Dedi menegaskan korban sering melakukan pelanggaran karena tekanan dan kendali pelaku TPPO. Oleh karena itu, aparat penegak hukum menerapkan prinsip non-penalization, yakni tidak menghukum korban atas perbuatan yang dilakukan akibat eksploitasi. Dalam regulasi terbaru, Polri menempatkan korban sebagai subjek utama perlindungan.
Undang-Undang TPPO, lanjut Dedi, menjamin hak korban atas rehabilitasi kesehatan, rehabilitasi sosial, serta perlindungan, termasuk bagi korban yang berada di luar negeri. Jaminan tersebut menjadi dasar bagi Polri untuk mengedepankan pemulihan korban dibandingkan proses pidana.

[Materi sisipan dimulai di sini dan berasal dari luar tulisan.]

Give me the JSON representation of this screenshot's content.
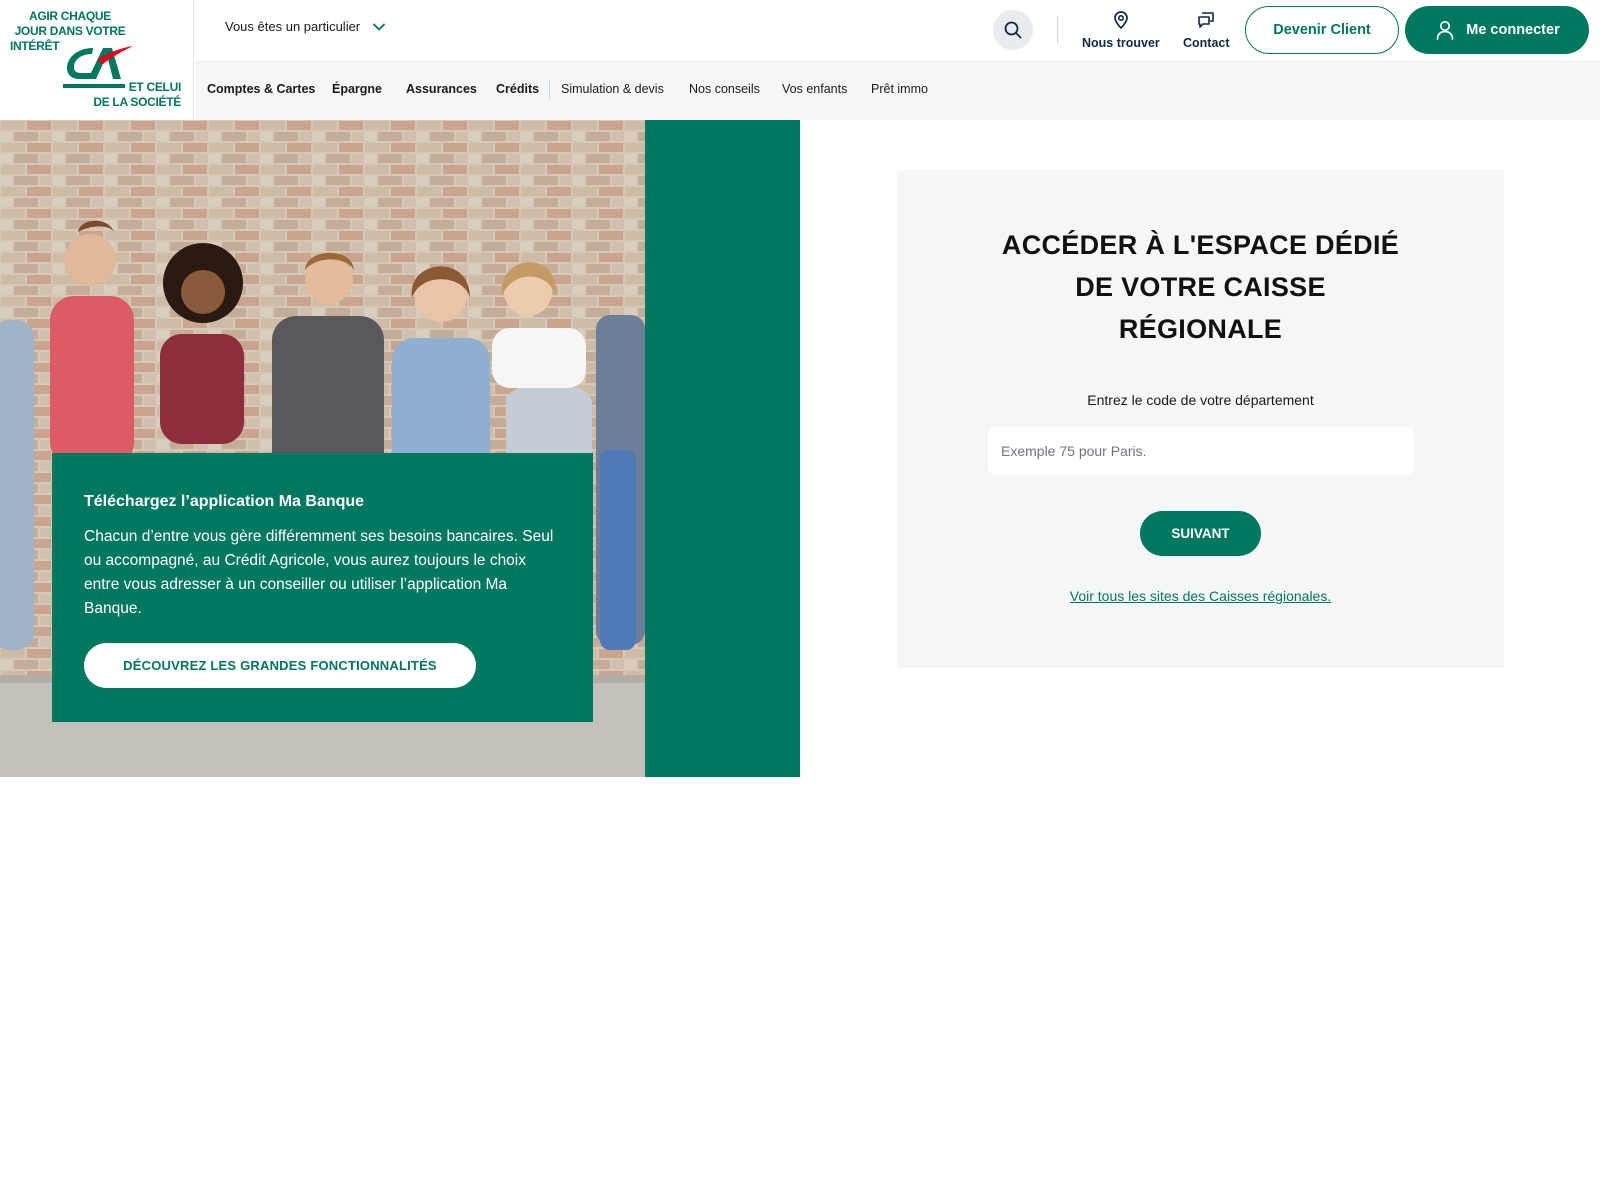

Selain itu, Polri mendorong langkah pencegahan agar korban tidak kembali terjerat dan berubah menjadi pelaku TPPO. Menurut Dedi, dalam sejumlah kasus, pelaku perdagangan orang sebelumnya juga merupakan korban dari jaringan yang sama.
Untuk memperkuat perlindungan dan penegakan hukum, Kapolri Jenderal Listyo Sigit Prabowo meresmikan Direktorat dan Satuan Pidana Perempuan dan Anak serta Pidana Perdagangan Orang (PPA-PPO) di 11 polda dan 22 polres. Pembentukan struktur ini bertujuan meningkatkan layanan dan penanganan kasus yang melibatkan perempuan, anak, serta korban perdagangan orang.
Kapolri menyebut masih banyak korban dari kelompok rentan yang enggan melapor. Melalui Direktorat PPA-PPO, Polri berharap seluruh korban dapat memperoleh perlindungan dan pelayanan hukum secara optimal.
Direktorat PPA-PPO di Bareskrim Polri sendiri telah berdiri sejak Desember 2024. Namun, keberadaannya baru diperluas ke tingkat polda dan polres pada awal 2026.